Duiding
COPD en mucolytica (vervolg)
27 09 2010
Zorgberoepen
De eerste meta-analyse van Poole et al. over het nut van mucolytica bij COPD en chronische bronchitis, is reeds besproken in Minerva (1,2). Rekening houdende met de methodologische beperkingen van deze meta-analyse, was er onvoldoende bewijs om te stellen dat mucolytica een plaats hebben bij de behandeling en de preventie van exacerbaties van chronische bronchitis of van COPD.
Bij de bespreking van een RCT over het effect van N-acetylcysteïne (600 mg per dag) bij COPD besloot Minerva dat deze behandeling niet effectief is voor COPD-patiënten als chronische behandeling. N-acetylcysteïne kon de achteruitgang van de longfunctie niet afremmen, noch het aantal exacerbaties reduceren (3,4).
Een RCT over het nut van carbocisteïne bij Chinese COPD-patiënten verscheen in 2008 (5). De behandeling duurde één jaar (1,5 gram per dag). In vergelijking met placebo daalde het aantal COPD-exacerbaties op een bescheiden manier, zonder een significante verbetering van de levenskwaliteit en van de longfunctie (6). De resultaten van deze laatste studie zijn niet extrapoleerbaar naar de Belgische populatie en we beschikken nog steeds niet over voldoende bewijs om systematisch mucolytica aan te bevelen bij COPD.
De Cochrane Collaboration publiceerde in 2010 een update van de meta-analyse van Poole et al. (7). Brengt deze nieuwe publicatie solidere argumenten aan voor het effect van mucolytica bij COPD? In de update konden de auteurs vijf nieuwe studies, waaronder de twee bovenvermelde includeren in hun meta-analyse (4,5). Ze besluiten dat het aantal exacerbaties licht daalt (ongeveer -0,5 per jaar), evenals het aantal dagen inactiviteit omwille van de aandoening. Ze wijzen er op dat de winst zich beperkt tot de subgroep van patiënten in de BRONCUS-studie die geen inhalatiecorticosteroïden kreeg (4), een element dat in de PEACE-studie niet werd gecontroleerd (5). De talrijke methodologische beperkingen van dit systematisch literatuuroverzicht doen het belang ervan volledig teniet:
- de studies waren voor de grote meerderheid niet recent en hadden elk hun eigen methodologische beperkingen
- er werden elf verschillende mucolytica geëvalueerd
- de studieduur varieerde van twee tot 36 maanden
- de auteurs includeerden in hun meta-analyses studies met een Jadad-score <3
- de studie-uitval was soms groot (tot 37%)

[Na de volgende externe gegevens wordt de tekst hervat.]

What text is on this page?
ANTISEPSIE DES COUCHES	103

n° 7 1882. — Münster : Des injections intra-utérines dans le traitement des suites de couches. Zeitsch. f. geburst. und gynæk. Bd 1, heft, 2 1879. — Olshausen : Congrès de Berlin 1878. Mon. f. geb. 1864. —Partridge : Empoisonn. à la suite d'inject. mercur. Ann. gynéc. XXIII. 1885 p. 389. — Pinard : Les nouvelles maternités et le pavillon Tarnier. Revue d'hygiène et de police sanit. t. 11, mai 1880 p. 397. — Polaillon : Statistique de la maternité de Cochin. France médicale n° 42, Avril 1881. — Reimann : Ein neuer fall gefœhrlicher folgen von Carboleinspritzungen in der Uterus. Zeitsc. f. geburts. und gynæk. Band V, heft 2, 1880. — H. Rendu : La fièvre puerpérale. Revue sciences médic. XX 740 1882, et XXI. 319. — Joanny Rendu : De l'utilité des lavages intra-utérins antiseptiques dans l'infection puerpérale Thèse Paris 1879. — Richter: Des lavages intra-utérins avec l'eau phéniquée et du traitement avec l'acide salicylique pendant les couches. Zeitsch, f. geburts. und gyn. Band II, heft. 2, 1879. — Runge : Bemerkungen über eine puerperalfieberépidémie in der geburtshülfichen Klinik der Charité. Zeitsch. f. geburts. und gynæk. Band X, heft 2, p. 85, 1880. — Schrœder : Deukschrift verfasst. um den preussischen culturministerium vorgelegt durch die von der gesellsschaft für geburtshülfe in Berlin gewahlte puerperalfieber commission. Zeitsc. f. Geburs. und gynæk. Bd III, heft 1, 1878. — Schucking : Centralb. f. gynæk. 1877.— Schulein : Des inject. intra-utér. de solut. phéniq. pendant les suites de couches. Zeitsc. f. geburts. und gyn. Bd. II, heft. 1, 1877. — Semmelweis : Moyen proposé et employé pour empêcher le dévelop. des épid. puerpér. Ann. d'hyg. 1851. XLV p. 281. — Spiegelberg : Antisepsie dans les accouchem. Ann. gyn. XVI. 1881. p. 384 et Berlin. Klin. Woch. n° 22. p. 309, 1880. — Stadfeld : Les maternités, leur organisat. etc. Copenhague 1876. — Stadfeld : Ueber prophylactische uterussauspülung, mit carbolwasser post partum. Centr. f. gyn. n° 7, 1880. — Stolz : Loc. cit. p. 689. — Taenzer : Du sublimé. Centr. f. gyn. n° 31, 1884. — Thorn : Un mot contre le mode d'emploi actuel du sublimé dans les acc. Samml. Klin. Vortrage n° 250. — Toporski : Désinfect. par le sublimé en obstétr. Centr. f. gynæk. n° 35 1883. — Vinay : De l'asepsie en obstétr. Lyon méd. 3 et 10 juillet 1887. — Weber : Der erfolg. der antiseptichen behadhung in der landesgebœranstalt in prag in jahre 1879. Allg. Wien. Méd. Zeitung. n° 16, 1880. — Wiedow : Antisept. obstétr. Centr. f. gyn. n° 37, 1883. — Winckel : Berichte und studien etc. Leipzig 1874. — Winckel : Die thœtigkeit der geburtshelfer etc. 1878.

- waarschijnlijk was er sprake van publicatiebias
- het mengen van ‘chronische bronchitis’ en ‘COPD’ aan de hand van criteria gebaseerd op consensus, was een belangrijke beperking. De auteurs vermelden dat ze in de toekomst voor beide aandoeningen afzonderlijke meta-analyses zullen uitvoeren. Hopelijk kunnen we dus bij de volgende update wel besluiten formuleren.
Besluit
Deze nieuwe meta-analyse met talrijke methodologische beperkingen brengt geen nieuwe elementen aan in vergelijking met de resultaten van recente RCT’s bij COPD: het mogelijke nut van (sommige) mucolytica is nog steeds niet aangetoond.
Referenties
- Sturtewagen JP. Orale mucolytica in de behandeling van COPD. Minerva 2002;31(3):144-8.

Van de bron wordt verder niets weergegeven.